Lawmakers incensed over prison re-entry closings
The final days of a legislative session is the worst time for a state agency to create a full-blown political disaster, but that's what happened Friday with the Department of Corrections.
Struggling with a $79 million budget deficit, DOC decided to save $1 million in the current year's budget by shutting two faith-based re-entry centers that teach inmates work and life skills as they prepare to rejoin society. The centers, run by Bridges of America, are in Manatee and Broward counties. The head of the budget conference committee on prisons, Sen. Ellyn Bogdanoff, is from Broward, and said she has been beseiged with calls of complaint about the decision.
Bogdanoff demanded that Corrections Secretary Ken Tucker explain the decision at a hearing Friday, but Tucker was absent, and two aides were on the receiving end of wrath from Bogdanoff and Reps. James Grant, Rich Glorioso, Gayle Harrell, Eric Eisnaugle and Ray Pilon, all Republicans, who repeatedly said re-entry programs are more effective and cheaper than locking non-violent inmates in state prisons.
Bogdanoff was frustrated because closing the centers means 300 inmates will be returned to the general prison population, a point DOC Deputy Secretary for Operations Mike Crews confirmed. "There's a strong chance that most, if not all, of those individuals in those programs would go back into those institutions," Crews testified.
Glaring at Crews and DOC budget chief Mark Tallent, Bogdanoff said: "I would ask you at this point to work more closely with the Legislature in understanding the impact to our communities before you do what you do."
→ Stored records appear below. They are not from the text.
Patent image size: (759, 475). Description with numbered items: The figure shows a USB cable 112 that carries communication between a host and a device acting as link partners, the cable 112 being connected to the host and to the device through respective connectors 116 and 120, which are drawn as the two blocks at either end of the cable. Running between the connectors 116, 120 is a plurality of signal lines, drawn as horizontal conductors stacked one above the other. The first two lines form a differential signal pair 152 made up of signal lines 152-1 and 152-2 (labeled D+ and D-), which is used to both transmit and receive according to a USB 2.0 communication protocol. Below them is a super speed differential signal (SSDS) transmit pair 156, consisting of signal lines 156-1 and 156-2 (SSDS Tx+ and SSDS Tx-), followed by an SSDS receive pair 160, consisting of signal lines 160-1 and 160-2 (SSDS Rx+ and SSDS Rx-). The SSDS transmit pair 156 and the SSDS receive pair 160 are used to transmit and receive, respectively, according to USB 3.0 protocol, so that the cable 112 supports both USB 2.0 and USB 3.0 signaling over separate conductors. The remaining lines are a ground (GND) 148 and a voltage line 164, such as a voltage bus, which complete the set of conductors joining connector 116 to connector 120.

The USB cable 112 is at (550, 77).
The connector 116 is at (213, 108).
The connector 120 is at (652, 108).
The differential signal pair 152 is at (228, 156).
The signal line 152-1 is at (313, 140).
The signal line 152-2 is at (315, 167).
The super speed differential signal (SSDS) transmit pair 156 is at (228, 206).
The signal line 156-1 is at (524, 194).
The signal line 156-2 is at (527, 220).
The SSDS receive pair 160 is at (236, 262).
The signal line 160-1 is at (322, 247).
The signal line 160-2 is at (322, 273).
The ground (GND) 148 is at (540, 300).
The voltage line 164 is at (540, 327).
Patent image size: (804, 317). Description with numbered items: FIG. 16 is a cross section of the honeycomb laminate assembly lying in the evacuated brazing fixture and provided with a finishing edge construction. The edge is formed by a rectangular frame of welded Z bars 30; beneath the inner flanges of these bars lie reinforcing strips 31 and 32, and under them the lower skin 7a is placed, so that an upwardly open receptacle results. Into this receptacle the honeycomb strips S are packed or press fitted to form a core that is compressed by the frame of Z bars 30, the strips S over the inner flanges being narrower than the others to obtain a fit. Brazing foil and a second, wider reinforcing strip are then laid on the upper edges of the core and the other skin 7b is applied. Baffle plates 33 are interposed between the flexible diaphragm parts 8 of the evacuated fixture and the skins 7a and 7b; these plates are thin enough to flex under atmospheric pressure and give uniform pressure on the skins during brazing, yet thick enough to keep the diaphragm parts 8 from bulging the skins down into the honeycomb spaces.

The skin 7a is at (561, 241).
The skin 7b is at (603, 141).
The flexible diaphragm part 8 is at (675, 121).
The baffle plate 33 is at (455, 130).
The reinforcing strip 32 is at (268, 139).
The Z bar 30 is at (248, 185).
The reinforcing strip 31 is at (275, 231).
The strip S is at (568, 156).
Ironically, in a recent message to all DOC employees, Tucker touted the many advantages of re-entry programs as an effective way to reduce recidivism. Bridges has run the centers since 2005, but Crews said there is no specific legislative appropriation to run them. Bridges is represented by a half-dozen lobbyists, including Barney Bishop III, Mark Flynn and Fred Leonhardt, all of whom had front-row seats to watch prison officials endure the lawmakers' criticism. The non-profit faith-based provider is considering a lawsuit to keep the centers open.